In spite of the fact that you are not a "Doctor", I have a great deal of respect for your mind. Your History books were refreshing reading for me during my twenties. It was my pleasure to work under you as an Intern in 2004.

I believe that a very real occupation, one that is not "sexy" like the Arab cause, could benefit from your expertise. Haiti is now under UN occupation. The Americans, the Canadians, and the French all engineered a coup against the democracy of Aristide and toward the Tyranny of Latorure. The "Election" there is to be as fixed as the Election of 2004 in America, if it even happens. Today, the UN is literally butchering people in Haitian cities, openly, in coordination with the Haitian police.

Will someone speak out for them? Will the Left make this front page news, how Neocons and Paleocons conspired with the Canadians, the French, the Brazilians, and the Chinese to occupy Haiti? Please expose this publicly.

See:

www.haitiaction.net


Nathaniel Brian Bates - 7/21/2005

"International Law" is a matter of definition. China, US, and Russia are not "occupying" Tibet, Puerto Rico, and Chechnya because they make the rules. It is more of a joke than reality.

"International Law" is a farce. If you want to say that it is a border dispute, then fine. However, "occupation" is a matter of perspective. Is California "occupied" Mexico? Yes. But to the Americans it is a natural part of the United States.
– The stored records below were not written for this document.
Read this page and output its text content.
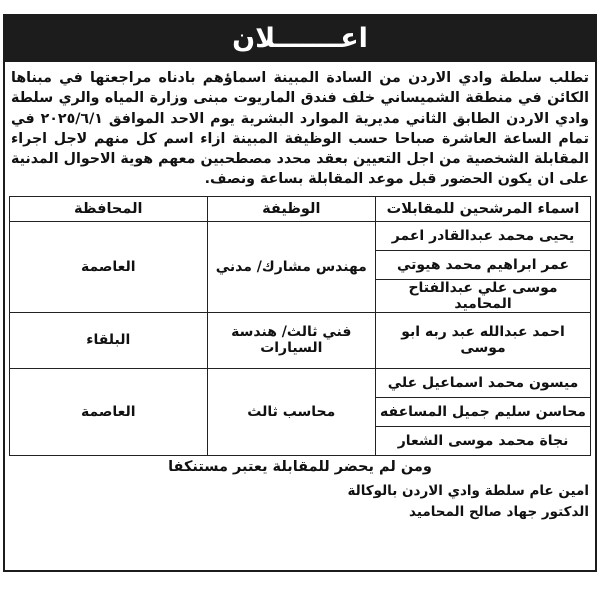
اعـــــــلان

تطلب سلطة وادي الاردن من السادة المبينة اسماؤهم بادناه مراجعتها في مبناها الكائن في منطقة الشميساني خلف فندق الماريوت مبنى وزارة المياه والري سلطة وادي الاردن الطابق الثاني مديرية الموارد البشرية يوم الاحد الموافق ٢٠٢٥/٦/١ في تمام الساعة العاشرة صباحا حسب الوظيفة المبينة ازاء اسم كل منهم لاجل اجراء المقابلة الشخصية من اجل التعيين بعقد محدد مصطحبين معهم هوية الاحوال المدنية على ان يكون الحضور قبل موعد المقابلة بساعة ونصف.

اسماء المرشحين للمقابلات	الوظيفة	المحافظة
يحيى محمد عبدالقادر اعمر	مهندس مشارك/ مدني	العاصمة
عمر ابراهيم محمد هيوتي		
موسى علي عبدالفتاح المحاميد		
احمد عبدالله عبد ربه ابو موسى	فني ثالث/ هندسة السيارات	البلقاء
ميسون محمد اسماعيل علي	محاسب ثالث	العاصمة
محاسن سليم جميل المساعفه		
نجاة محمد موسى الشعار		
ومن لم يحضر للمقابلة يعتبر مستنكفا
امين عام سلطة وادي الاردن بالوكالة
الدكتور جهاد صالح المحاميد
Judea is an ancient part of Israel. Whether it should or should not be a modern part of Israel, is another matter. Yet, there is an organic connection that cannot be denied, either way. It is stronger than the connection between Tibet and China, Puerto Rico and the United States, and Chechnya with Russia.

All the best,
Bates


HNN - 7/14/2005

One correction: I am Mr. Shenkman, having dropped out of Harvard graduate school many decades ago when the job market for historians seemed quite tight.

As for Israel: There can't be any doubt that Israel is an occupying force under international law. That it was justified in resisting armed aggression in 1967 is beyond dispute. That it had a right at the outset to hold the territories for a time until its security could be assured is also, it seems to me, beyond dispute. But a generatioon has passed since the war and it can no longer be denied that Israel has been an occupying force.


Nathaniel Brian Bates - 7/13/2005

Israel's "occupation policies" are not equivalent to our support for dictators. In the former case, the issue is disputed territory. Whereas in the latter case, the sovereign Jurisdiction of the United States is not in question, rather the particular policies in Nations with already admitted sovereign boundaries. Disputed territory is not the same as support for dicators.

The very dictators you mentioned always use the "Israel" issue when it is convenient. Since Israel was founded as a socialist nation, these dictators often had the support of key Right-wing elements in the US. I sort'a wonder about Prescott and George Sr. in this regard, along with James Baker. President Bush (XXXXIII) seems to be following in their footsteps during his second term. The notion that he is pro-Israel has proven a thin assertion.

In addition, these terrorists were trained by factions within our own government. Calling them "representative" is a little like calling Pinochet "representative". That means that (at least) they were (,at one time, if not now,) allies of key factions within our government tied to oil corporations and vested interests. Casting them in the role of defenders of the voiceless is problematic in light of the fact that they were instrumental in destroying the democratic left in the Arab world and "Palestine".

The Left has fallen for simplistic ways of addressing this issue. On the one hand, Hitchens has joined the Neocon camp because of his hatred of G-d and religion, believing that the Arab campaign is a victory for secularism. On the other hand, the Anti-War camp has embraced the arguments of Neo-Nazis and Paleo-conservatives, as well as Establishment "Realists", about a Jewish plot to control America. Both of them have abandoned the Utopian premises that once made the Left at least interesting if naive and misled.